This issue of the Journal of Molecular Imaging and Biology contains an important article by Hillner et al. [1]: “Impact of Dedicated Brain PET on Intended Patient Management in Participants of the National Oncologic PET Registry” which builds upon the previous landmark National Oncologic PET Registry (NOPR), sponsored by the Academy of Molecular Imaging and operated as a coverage with evidence development program by the Centers for Medicaid and Medicare Services (CMS), in patients with various tumor types not generally reimbursed by Medicare. The goal of this article is to assess the impact of dedicated brain positron emission tomography (PET) on intended management of patients from the NOPR dataset with primary and metastatic brain tumors. A major advantage of this study was its size, with a total of 509 dedicated brain PET scans in 479 patients analyzed from the NOPR cohort of 74,932 scans in 62,122 patients. This represents the largest dataset published to date to determine the impact of 2-deoxy-2-[18 F]fluoro-D-glucose (FDG)-PET on the management of brain tumor patients.

The strength of the data also stems from the innovative mechanism of Coverage with Evidence Development (CED) designed to develop sufficient data to allow appropriate CMS National Coverage Decisions. This study was designed with input from CMS including patient eligibility, end points, statistical analysis, plus coverage of the cost of services by CMS for the PET studies.

Despite having the large number of patients, brain tumor patients account for only 0.67% of the total number of NOPR PET scans. This reflects the clinical reality of the low incidence of brain tumors. This is of particular importance since multicenter trials of patients with rare diseases are difficult to design and conduct.

The glycolytic phenotype of brain cancers varies with tumor grade and aggressiveness. Low-grade tumors are not well detected largely due to the high background glycolytic activity of normal brain tissue. However, a low glycolytic phenotype of brain tumor might carry important prognostic information. Moreover, the specificity of magnetic resonance imaging (MRI) is limited since benign pathology can also lead to contrast enhancement as is the case in patients with radiation necrosis. FDG-PET is therefore an important modality for differentiating persistent or recurrent tumor from benign post-therapeutic tissue alterations [2, 3]. For example, when uptake within the tumor mass is greater >1.4× contralateral white matter, tumor recurrence rather than radiation necrosis is the likely diagnosis. [4]. Thus, despite its limited sensitivity for low-grade tumors, the current study demonstrates that FDG-PET has a substantial impact on intended patient management. The main finding of the study is that the frequency of intended management change using dedicated brain PET was similar to the rate found overall for the aggregate of all other cancers in the NOPR. Differences were noted, namely: (1) the changes in intended management from treatment to non-treatment was more common in the brain tumor patients; (2) there was less frequent initiation of therapy as a consequence of the PET study; and (3) the pre-PET plan of a biopsy was modified in 84% of the patients. This avoidance of a biopsy could potentially lead to cost savings. However, by design, NOPR was unable to address this issue since the registry did not monitor actual management changes and whether they affected patient outcome.

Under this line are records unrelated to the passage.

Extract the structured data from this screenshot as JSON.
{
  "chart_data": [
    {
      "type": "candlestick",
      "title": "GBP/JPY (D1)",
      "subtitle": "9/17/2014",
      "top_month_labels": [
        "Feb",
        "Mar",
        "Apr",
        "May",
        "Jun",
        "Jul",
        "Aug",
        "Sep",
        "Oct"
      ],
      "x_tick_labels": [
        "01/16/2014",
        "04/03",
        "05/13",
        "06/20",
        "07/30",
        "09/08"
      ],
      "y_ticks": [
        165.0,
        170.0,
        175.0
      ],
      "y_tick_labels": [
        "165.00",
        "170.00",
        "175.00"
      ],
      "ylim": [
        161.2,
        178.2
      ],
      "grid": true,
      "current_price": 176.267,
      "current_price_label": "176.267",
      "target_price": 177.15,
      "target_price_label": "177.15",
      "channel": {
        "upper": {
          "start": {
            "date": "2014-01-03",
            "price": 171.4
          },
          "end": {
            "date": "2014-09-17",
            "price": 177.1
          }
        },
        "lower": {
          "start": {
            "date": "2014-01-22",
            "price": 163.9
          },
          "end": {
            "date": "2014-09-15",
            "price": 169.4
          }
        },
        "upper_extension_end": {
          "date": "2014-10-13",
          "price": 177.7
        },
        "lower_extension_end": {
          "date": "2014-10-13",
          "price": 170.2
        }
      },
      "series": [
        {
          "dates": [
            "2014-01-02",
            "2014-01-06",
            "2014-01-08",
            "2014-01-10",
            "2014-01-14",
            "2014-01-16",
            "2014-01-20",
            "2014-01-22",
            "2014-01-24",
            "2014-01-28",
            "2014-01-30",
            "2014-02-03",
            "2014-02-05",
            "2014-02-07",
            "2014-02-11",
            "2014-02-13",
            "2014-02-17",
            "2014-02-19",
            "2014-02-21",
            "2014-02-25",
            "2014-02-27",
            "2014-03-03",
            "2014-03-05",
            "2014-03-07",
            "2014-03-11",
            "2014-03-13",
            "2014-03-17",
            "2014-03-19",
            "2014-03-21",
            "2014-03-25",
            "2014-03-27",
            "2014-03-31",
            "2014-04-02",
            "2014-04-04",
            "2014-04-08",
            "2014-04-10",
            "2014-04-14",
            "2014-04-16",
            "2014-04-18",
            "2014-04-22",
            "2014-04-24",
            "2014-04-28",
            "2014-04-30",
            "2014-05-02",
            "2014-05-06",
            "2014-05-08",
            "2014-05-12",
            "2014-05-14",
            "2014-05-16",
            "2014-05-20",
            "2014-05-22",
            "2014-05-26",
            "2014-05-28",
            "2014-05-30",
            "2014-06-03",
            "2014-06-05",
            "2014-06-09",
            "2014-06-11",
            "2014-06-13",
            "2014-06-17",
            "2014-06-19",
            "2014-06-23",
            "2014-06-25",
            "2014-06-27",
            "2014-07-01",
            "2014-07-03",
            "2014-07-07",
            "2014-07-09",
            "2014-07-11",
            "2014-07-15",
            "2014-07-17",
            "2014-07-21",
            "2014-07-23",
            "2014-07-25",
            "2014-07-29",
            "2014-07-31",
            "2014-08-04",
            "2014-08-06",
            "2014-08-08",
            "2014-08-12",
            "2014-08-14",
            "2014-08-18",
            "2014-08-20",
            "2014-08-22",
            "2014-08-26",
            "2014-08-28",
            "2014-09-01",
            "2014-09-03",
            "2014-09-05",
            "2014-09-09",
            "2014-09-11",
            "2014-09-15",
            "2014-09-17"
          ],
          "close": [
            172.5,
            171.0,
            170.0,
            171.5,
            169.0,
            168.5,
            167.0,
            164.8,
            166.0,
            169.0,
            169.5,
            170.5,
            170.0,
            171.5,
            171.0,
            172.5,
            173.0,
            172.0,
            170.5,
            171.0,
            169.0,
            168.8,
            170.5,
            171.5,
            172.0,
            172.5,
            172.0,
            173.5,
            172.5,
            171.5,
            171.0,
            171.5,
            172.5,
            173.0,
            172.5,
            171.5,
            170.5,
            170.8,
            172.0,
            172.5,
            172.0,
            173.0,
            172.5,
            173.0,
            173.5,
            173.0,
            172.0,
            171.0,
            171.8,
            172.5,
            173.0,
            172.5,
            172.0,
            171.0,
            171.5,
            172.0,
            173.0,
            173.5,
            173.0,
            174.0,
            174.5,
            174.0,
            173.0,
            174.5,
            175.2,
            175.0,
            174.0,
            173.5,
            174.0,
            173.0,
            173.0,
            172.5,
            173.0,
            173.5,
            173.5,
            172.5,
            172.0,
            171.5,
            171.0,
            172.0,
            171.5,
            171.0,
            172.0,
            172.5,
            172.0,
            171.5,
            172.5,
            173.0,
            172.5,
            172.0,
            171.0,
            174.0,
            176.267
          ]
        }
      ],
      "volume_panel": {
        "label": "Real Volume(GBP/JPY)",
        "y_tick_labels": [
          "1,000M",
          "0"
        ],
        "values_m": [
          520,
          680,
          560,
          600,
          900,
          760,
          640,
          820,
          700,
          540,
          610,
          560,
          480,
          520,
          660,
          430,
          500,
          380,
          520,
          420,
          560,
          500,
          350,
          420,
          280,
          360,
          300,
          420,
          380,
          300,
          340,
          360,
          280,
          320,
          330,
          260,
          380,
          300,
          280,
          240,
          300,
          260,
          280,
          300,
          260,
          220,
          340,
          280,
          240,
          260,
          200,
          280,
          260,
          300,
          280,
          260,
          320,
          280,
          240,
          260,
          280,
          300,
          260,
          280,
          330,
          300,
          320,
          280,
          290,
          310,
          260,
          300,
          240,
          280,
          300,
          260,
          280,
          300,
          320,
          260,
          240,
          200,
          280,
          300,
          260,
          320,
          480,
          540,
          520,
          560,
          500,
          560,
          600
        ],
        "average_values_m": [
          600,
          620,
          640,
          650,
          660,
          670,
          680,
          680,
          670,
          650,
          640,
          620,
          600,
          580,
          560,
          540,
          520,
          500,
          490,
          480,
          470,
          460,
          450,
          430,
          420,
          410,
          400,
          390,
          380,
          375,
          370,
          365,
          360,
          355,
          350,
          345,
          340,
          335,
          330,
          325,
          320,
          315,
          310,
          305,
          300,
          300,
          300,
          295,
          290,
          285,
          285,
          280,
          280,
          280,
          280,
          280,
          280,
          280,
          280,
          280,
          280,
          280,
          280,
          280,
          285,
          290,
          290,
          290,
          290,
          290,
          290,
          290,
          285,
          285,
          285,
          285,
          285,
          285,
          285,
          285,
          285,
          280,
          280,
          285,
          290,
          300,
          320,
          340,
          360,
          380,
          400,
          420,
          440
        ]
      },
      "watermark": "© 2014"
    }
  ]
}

However, the NOPR design enabled the collection of important data that were acquired using state-of-the-art equipment. Moreover, academic and community practices in all 50 states participated in the registry. This alliance between the diagnostic imaging professionals, a scientific organization (AMI) and CMS is a great example of practice based evidence development which can provide a practical alternative to prospective randomized trials. The CED approach allows us to answer important clinical questions, such as whether and how dedicated brain PET imaging impacts management decisions including the initiation of therapy, changes in treatment, and performing biopsies.

In practical terms, whenever a clinical situation arises for which MR or CT imaging cannot assess the status of a patient regarding tumor grade/prognosis, residual or recurrent disease, dedicated brain PET could provide direction in managing these patients. A concrete example would be holding off on biopsy of a previously suspicious lesion if it demonstrates low or absent activity on the PET scan. Multimodality therapies for brain tumors continue to evolve resulting in better survival rates of patients. Glucose metabolic phenotyping with FDG-PET can be used to predict tumor grade, to identify appropriate biopsy sites, and to allow for outcome predictions. Moreover, risk-adapted treatment strategies can be initiated. Novel tracers with low background activity in the normal brain could be introduced to allow for more comprehensive non-invasive tumor phenotyping. The recent advent of PET/MRI brain devices might further improve the assessments of brain tumor patients. We now need to seek synergies between all imaging modalities to arrive at the most informed patient management decisions.